Dailydave mailing list archives

[Fwd: Re: IronPython.]


From: Matt Hargett <matt () use net>
Date: Fri, 10 Sep 2004 10:48:24 +0000

Dave Aitel wrote:
http://ironpython.com/ is a .Net implementation of Python that runs on
the CLR or on Mono.
Originally, I thought it was going to be a failed experiment. I assumed,
perhaps naively, that the CLR and .Net's architecture in general
couldn't handle a language as truly dynamic as Python is without a major
performance hit. If you look at his latest slidepack though, you'll see
I was wrong. He runs Guido's latest benchmarks (meant to be brutally
rigorous) 4% slower (overall) than CPython. In many tests, he was a lot
faster than CPython.

The amazing thing is that he managed to do it at all. Also, it's amazing
that Mono can run it - it doesn't run it as well as the Microsoft CLR,
but it runs it well enough to use.

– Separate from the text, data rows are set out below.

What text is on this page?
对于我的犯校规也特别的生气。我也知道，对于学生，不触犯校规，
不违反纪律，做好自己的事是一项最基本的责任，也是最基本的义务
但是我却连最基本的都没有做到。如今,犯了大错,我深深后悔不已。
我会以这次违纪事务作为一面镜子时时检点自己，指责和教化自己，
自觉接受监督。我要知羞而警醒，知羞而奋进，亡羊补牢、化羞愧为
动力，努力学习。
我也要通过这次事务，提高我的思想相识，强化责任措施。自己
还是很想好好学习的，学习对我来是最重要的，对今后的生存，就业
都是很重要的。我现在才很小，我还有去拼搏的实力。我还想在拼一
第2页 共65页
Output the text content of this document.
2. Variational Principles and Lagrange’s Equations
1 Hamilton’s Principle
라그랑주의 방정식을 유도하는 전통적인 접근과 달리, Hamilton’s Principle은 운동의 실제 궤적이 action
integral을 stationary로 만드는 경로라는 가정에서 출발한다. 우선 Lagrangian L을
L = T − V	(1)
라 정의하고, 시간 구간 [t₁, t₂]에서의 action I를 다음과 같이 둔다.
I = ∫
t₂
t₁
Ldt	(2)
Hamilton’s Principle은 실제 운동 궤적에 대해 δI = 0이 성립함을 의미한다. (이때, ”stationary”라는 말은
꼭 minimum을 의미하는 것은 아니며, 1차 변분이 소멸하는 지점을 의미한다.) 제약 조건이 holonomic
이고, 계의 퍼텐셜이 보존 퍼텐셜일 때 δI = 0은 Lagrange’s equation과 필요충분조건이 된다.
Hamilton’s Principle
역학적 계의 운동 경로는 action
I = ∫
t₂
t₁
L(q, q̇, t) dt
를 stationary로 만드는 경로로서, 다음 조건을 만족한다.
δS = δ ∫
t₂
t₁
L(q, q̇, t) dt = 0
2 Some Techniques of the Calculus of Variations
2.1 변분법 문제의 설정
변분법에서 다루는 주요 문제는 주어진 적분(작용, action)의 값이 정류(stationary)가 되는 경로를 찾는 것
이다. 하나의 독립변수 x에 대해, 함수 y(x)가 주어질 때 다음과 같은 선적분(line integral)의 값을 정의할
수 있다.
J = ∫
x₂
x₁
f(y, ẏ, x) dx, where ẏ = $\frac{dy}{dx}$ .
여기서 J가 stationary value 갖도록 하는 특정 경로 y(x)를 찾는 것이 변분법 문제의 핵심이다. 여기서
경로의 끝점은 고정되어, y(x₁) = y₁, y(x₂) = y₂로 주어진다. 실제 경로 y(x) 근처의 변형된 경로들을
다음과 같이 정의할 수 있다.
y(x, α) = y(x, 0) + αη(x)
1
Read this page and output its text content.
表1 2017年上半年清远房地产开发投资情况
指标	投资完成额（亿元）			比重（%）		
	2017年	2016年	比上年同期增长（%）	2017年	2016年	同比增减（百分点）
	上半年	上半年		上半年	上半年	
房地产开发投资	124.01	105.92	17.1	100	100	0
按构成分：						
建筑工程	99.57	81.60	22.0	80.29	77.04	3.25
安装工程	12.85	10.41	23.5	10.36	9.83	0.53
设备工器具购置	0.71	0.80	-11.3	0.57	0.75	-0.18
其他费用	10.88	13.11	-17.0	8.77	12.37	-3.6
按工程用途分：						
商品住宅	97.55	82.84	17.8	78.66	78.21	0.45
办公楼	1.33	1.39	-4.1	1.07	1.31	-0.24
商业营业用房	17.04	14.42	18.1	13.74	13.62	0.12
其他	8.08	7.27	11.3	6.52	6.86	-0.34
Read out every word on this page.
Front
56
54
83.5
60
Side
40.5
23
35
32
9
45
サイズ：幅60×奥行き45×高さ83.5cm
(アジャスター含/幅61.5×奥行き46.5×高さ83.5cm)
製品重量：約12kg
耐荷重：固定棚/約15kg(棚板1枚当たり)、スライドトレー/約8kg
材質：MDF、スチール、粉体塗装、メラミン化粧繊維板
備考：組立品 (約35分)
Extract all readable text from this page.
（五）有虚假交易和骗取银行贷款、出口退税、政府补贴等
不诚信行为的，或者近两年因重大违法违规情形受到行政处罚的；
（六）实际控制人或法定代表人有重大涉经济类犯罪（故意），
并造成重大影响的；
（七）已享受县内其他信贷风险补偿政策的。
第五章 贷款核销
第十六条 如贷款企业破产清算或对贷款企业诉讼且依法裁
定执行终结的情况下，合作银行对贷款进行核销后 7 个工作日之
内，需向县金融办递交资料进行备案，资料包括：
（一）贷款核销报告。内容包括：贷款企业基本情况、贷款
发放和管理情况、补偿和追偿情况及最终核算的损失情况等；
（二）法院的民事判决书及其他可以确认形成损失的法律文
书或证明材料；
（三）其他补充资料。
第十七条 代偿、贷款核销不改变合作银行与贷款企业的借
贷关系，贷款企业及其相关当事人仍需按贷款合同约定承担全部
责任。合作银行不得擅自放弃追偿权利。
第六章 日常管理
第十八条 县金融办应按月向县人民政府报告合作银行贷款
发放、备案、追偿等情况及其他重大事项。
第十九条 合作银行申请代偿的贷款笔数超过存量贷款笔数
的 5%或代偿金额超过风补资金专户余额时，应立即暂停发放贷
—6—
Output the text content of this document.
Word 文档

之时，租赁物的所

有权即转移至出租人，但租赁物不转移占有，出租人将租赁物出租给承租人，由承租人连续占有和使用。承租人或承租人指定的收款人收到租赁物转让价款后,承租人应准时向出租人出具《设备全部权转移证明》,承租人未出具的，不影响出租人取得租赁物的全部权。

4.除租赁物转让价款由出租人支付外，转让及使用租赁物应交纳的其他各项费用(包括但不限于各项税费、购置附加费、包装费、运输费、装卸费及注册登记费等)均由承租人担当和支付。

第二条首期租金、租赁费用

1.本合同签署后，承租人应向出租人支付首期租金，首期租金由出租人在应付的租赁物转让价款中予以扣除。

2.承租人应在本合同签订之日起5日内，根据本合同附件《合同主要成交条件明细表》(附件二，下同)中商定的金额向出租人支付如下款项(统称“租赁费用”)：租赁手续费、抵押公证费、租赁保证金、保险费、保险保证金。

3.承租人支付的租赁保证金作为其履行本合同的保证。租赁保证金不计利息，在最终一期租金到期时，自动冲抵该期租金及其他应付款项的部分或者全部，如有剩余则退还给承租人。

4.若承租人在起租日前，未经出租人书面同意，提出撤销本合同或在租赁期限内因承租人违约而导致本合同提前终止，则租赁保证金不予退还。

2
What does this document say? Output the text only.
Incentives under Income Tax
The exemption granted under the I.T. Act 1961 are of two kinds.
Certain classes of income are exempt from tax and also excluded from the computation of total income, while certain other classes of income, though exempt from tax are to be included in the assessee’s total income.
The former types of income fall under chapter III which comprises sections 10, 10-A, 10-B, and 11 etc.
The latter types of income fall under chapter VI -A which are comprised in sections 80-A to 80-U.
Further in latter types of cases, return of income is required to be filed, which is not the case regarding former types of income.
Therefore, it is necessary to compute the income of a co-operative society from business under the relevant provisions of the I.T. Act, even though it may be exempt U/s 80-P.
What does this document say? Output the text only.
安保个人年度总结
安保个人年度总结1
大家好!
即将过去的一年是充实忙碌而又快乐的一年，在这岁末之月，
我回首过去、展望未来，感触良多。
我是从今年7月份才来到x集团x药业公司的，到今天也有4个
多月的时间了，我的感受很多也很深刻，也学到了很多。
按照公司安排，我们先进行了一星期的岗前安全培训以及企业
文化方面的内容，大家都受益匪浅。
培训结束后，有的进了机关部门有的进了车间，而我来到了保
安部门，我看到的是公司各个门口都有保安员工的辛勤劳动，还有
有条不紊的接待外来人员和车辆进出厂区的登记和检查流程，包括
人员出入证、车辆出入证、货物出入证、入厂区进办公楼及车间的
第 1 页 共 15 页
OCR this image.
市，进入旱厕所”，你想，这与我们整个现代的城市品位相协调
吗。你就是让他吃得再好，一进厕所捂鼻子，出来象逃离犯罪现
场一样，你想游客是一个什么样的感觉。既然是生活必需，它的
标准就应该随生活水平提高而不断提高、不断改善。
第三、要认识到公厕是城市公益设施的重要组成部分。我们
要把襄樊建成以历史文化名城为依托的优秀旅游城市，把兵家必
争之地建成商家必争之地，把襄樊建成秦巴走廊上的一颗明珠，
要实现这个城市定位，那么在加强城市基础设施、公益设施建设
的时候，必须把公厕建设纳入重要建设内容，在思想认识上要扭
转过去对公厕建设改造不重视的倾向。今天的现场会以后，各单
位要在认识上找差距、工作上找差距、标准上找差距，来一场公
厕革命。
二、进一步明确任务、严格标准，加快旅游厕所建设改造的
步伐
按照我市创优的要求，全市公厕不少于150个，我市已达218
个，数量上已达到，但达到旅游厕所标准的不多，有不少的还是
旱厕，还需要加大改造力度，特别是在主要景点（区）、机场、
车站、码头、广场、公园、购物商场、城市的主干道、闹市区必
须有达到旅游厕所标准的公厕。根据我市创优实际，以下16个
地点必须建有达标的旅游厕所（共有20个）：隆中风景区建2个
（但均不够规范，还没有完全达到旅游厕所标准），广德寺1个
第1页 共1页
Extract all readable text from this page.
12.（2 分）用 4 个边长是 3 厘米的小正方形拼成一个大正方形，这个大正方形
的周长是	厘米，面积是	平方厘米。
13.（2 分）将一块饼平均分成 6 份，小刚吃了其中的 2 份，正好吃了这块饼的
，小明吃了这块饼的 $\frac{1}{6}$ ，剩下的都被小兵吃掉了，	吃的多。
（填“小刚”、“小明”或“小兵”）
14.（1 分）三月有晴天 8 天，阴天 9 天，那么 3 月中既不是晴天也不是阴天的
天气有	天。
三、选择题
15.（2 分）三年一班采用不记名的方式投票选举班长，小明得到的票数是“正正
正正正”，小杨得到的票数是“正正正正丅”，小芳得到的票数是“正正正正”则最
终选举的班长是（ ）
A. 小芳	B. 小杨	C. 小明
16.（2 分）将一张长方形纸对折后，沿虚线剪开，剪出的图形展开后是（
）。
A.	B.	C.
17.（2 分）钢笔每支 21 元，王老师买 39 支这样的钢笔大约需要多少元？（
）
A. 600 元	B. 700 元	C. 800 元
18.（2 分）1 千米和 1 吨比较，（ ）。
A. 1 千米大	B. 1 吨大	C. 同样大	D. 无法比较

This means you could write a pyGTK
that wrapped GTK#, and all your pyGTK apps would run on Mono. pyGTK is
still, by far, the fastest and best way to write GUI's on any platform,
imo. My opinion is that the reason Miguel doesn't like what he sees of
Avalon is that Avalon is not as easy to use or conceptually clean as
GTK# (which is very similar to pyGTK - libglade, etc). Once you've used
the pyGTK/GTK# toolkit, there's really just no going back. We don't want
to be professional GUI developers - we just want to look like we are.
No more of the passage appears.